Even in VR, Jay flushed. “I’m waiting for a friend,” he subvocalized. The translator turned the reply into Portuguese.
The buffed bodybuilder — they called them “barbies” here, Jay recalled from his research — kept smiling. “I could be your friend,” the translator said in Jay’s ear.
“Maybe,” Jay said. “Do you know a man named Roberto Santos?”
His would-be friend’s face went dark. “Bicha!” he said.
Jay didn’t need the translator for that one.
“He is a friend of yours?” the barbie said, his voice dangerous.
“No. An enemy.”
The man nodded. “He is a bastard among bastards, a son of a whore, a fucker of his sister and grandmother!” He reached into his mouth and tugged. A partial dental plate came out — his top four front teeth were false. The barbie waved the plate at Jay. “He did this to me!” He put the plate back in.
Jay made sympathetic noises. “Tell me about him.”
The barbie needed no more prompting. “He cruises the gay scene, though he is not gay. He sometimes goes into the — the dark rooms, and lets some poor boy give him oral sex. Then he beats him. He has hurt other of my friends. He always picks big men, strong men. He is a fighter, his fists are like iron. He enjoys hitting. He laughs while he does it.”
“Why haven’t the police arrested him? Has no one complained?”

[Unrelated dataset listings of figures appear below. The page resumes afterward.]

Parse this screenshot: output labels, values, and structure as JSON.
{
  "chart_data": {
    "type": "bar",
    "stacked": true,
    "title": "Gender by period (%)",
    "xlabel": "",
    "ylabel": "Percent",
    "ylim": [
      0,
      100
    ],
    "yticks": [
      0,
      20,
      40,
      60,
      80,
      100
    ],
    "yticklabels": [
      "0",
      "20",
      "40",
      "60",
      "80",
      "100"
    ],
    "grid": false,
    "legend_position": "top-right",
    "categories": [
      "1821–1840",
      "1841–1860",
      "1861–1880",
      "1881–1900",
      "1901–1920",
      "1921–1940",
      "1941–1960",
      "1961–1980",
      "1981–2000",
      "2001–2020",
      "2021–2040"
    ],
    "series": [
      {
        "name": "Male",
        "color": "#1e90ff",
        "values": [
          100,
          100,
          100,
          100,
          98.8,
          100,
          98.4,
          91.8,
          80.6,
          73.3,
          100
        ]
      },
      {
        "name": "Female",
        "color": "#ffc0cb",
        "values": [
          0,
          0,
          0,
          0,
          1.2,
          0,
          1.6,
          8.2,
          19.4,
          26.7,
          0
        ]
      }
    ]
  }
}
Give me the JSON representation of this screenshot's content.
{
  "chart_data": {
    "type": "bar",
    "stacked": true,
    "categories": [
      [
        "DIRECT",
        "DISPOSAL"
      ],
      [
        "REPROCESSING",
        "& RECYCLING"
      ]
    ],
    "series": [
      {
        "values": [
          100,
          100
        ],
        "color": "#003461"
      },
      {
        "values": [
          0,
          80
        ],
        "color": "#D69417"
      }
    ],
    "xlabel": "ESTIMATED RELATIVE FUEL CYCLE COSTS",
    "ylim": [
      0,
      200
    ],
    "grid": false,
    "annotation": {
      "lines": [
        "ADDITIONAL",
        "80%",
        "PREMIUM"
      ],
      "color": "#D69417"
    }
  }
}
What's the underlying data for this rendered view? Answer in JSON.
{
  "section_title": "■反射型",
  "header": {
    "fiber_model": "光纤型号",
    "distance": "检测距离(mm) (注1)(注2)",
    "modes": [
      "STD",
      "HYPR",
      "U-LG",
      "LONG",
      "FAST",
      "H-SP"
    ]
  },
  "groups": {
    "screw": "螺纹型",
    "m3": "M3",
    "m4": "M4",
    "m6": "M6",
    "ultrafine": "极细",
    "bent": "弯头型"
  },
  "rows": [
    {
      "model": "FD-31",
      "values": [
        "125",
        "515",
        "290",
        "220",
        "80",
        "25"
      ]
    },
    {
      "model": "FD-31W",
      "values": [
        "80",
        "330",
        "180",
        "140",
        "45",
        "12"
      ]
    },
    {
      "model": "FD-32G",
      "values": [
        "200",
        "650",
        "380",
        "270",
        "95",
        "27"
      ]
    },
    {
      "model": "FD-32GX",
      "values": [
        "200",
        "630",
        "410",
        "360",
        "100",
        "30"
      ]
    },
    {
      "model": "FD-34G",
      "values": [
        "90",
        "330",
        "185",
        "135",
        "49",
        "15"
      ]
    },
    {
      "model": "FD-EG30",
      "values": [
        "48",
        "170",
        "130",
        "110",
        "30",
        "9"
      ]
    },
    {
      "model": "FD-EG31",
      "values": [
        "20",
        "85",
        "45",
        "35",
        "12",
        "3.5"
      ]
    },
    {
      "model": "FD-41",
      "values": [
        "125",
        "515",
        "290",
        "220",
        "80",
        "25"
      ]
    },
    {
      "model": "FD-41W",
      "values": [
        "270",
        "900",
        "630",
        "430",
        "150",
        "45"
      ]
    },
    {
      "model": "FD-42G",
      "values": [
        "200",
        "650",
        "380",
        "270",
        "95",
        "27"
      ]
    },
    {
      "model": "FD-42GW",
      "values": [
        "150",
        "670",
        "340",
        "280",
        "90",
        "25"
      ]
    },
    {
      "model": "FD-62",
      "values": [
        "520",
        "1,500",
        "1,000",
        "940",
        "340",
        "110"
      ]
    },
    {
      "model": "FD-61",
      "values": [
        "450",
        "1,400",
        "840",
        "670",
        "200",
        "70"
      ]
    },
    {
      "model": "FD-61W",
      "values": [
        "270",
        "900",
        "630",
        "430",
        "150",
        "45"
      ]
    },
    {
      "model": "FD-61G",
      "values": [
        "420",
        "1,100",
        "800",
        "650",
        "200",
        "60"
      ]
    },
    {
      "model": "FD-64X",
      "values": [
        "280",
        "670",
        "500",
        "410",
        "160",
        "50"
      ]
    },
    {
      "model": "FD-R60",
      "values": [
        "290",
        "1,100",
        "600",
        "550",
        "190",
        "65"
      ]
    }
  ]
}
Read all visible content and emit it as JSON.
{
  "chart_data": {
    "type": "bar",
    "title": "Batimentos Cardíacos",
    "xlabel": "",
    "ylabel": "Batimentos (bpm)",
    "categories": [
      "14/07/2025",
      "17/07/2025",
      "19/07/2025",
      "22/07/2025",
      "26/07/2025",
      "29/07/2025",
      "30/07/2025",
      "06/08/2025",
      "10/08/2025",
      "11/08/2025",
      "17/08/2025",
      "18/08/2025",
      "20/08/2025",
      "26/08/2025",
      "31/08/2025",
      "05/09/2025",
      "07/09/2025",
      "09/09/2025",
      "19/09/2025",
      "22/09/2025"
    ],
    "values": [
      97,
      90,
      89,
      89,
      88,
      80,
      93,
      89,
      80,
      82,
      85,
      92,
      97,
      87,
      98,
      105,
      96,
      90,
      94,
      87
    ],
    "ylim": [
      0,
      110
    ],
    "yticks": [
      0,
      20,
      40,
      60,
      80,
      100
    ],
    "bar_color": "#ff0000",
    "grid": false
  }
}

The barbie nodded. “Oh, yes, many have complained. The police only laugh and shake their heads when they hear his name. He is protected. So protected that once he beat a man so bad the man died, and still the police did nothing. Santos is a devil.”
Interesting. Jay had what he came here for. Time to move on.
Professor Wang, a forty-five-ish woman with a pageboy haircut and a gray business suit so severe it made her look like a business nun, said, “Oh, yes, I remember her.”
They were in a business library, the air conditioning blasting away. Jay nodded. “Anything you’d feel comfortable in saying about her?”
Wang smiled. “The words comfortable and Jasmine Chance don’t belong in the same sentence. There’s a story the students and staff used to pass around. Once, Jasmine was visiting the zoo, and there was a terrible earthquake. Some of the animals got loose. A pair of man-eating tigers escaped from their cage. Free and hungry, the tigers charged a group of school children. At the last second, Jasmine Chance stepped in between the hungry tigers and their prey. The tigers took one look at her, turned tail, and ran back to their cages in terror.”
Jay chuckled politely.
“That’s not the good part,” Wang said. “The good part is, she charged the parents HK$400 each for saving their children.”
“That sounds… harsh.”
“Harsh? Let me tell you something I know is true. Jasmine wanted to be first in her class. But she was not doing well in one subject — and for her, not doing well was being second in her grades, only a high A instead of the highest one. So she seduced the teacher, a middle-aged man with a wife, four children, and three grandchildren. She got her first place. When the professor said he would leave his wife for her, she laughed at him. In great shame over what he had done and her refusal to accept him, he committed suicide. When somebody told Jasmine what had happened, she shrugged. ‘Too bad,’ she said. That woman is as moral as a shark. You don’t ever want to get between her and what she wants.”